Hi, LOST, and thanks for your message!

I would start by splitting the last log into its component parts: $\ln\left(\frac{x-1}{16}\right) \equiv \ln(x-1) - \ln(16)$.

I’d then move the negative logs to the other side ((Yeah, yeah, I know I’m technically adding the same thing to both sides. I don’t care.))

- $3 \ln(x+2) + \ln(x-1) = \ln(x^2+x-2) + \ln(16)$

Getting rid of the logs gives:

- $(x+2)^3(x-1) = 16(x^2+x-2)$

The RHS factorises:

- $(x+2)^3(x-1) = 16(x+2)(x-1)$

Now, $x$ cannot be -2 or 1, because they’re not in the original domain.
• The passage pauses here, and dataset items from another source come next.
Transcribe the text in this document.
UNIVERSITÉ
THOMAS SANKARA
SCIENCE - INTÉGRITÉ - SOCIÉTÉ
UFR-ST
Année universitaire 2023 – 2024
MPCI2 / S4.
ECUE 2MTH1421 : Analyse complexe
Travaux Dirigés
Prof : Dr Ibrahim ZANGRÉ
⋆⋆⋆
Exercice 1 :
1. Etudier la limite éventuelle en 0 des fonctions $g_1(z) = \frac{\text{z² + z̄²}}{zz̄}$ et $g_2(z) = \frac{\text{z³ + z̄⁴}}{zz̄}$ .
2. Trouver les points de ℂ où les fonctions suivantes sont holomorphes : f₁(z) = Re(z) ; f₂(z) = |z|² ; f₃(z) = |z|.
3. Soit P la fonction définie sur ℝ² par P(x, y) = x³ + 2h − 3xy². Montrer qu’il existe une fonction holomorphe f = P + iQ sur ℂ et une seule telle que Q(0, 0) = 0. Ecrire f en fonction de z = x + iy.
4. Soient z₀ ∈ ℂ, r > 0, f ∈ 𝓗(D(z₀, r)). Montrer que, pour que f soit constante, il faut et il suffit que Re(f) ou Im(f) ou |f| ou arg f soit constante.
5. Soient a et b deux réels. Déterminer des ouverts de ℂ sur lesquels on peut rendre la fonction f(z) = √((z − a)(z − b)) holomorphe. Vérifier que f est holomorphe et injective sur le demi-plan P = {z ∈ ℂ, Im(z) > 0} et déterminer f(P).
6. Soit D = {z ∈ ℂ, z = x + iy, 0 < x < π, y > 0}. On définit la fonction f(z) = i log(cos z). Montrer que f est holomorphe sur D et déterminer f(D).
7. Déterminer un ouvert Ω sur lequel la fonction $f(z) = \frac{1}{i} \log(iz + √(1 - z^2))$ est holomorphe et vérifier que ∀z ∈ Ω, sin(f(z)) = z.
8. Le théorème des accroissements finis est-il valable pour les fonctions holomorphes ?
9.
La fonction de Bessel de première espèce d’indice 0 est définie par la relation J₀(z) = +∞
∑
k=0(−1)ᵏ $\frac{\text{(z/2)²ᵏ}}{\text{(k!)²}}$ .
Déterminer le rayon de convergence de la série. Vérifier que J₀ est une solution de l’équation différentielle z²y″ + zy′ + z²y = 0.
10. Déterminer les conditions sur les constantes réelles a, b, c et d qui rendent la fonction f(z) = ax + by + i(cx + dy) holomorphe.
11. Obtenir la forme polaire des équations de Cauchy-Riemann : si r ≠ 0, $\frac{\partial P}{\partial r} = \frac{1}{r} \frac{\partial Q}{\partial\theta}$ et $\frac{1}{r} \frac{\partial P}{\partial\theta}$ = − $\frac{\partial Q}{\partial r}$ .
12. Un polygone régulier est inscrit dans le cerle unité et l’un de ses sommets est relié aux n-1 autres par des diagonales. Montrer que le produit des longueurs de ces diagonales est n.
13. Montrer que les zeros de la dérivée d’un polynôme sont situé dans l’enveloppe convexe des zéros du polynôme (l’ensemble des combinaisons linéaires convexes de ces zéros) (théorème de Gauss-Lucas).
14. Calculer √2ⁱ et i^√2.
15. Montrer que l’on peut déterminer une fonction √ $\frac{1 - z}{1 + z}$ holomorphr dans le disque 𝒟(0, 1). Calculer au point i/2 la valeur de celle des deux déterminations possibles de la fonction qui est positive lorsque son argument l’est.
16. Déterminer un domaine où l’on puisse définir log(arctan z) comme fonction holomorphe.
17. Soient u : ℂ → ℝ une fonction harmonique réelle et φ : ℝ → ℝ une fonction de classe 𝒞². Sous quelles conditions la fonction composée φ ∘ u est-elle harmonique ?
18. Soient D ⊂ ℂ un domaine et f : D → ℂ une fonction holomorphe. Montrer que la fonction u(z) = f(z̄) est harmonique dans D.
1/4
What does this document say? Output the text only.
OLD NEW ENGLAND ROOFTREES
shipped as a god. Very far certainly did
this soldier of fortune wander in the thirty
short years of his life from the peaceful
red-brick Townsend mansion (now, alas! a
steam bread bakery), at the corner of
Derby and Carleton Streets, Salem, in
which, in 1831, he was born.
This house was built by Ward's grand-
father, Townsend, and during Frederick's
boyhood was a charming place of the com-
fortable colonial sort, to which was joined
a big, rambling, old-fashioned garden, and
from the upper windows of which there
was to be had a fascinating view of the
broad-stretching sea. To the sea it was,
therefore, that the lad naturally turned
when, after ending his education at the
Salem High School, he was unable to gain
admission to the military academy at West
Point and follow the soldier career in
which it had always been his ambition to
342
That’s good: it means I can divide by them and rearrange to give:

- $(x+2)^2 = 16$

That means $x+2$ is either 4 or -4, and that $x=-6$ or $x=2$.

However, it can’t be -6, because that would break the original logarithms – the solution is thus $x=2$.

### An interesting error

In solving this, I originally made a subtle and possibly interesting error.

I spotted that $x^2 + x -2$ factorised as $(x+2)(x-1)$ and concluded, incorrectly, that $\ln(x^2 + x - 2) \equiv \ln(x+2) + \ln(x-1)$.

At least, it’s not true *for all possible values of $x$*. It’s fine if $x > 1$, so that both of the RHS logarithms are defined. However, when $x<-2$, the LHS is defined and the RHS isn’t.

It’s not even the same as $\ln | x+2 | + \ln | x-1 | $ – that’s defined for $-2 < x < 1$, where the LHS isn’t. What a mess! |

In fact, $\ln(x^2+x-2)$ is the same as $\ln(x+2)+\ln(x-1)$ if $x>-1$ and $\ln(-2-x) + \ln(1-x)$ for $x < -2$.

For *this* question, though, we can assert that $x>1$ to ensure that the last logarithm is valid, in which case the interesting error isn’t an error. We work as follows:

- $3\ln(x+2) - \ln(x+2) - \ln(x-1) + \ln(x-1) - \ln(16) = 0$
- $2\ln(x+2) = \ln(16)$
- $\ln(x+2) = \ln(4)$
- $x=2$.

Hope that helps!

- Uncle Colin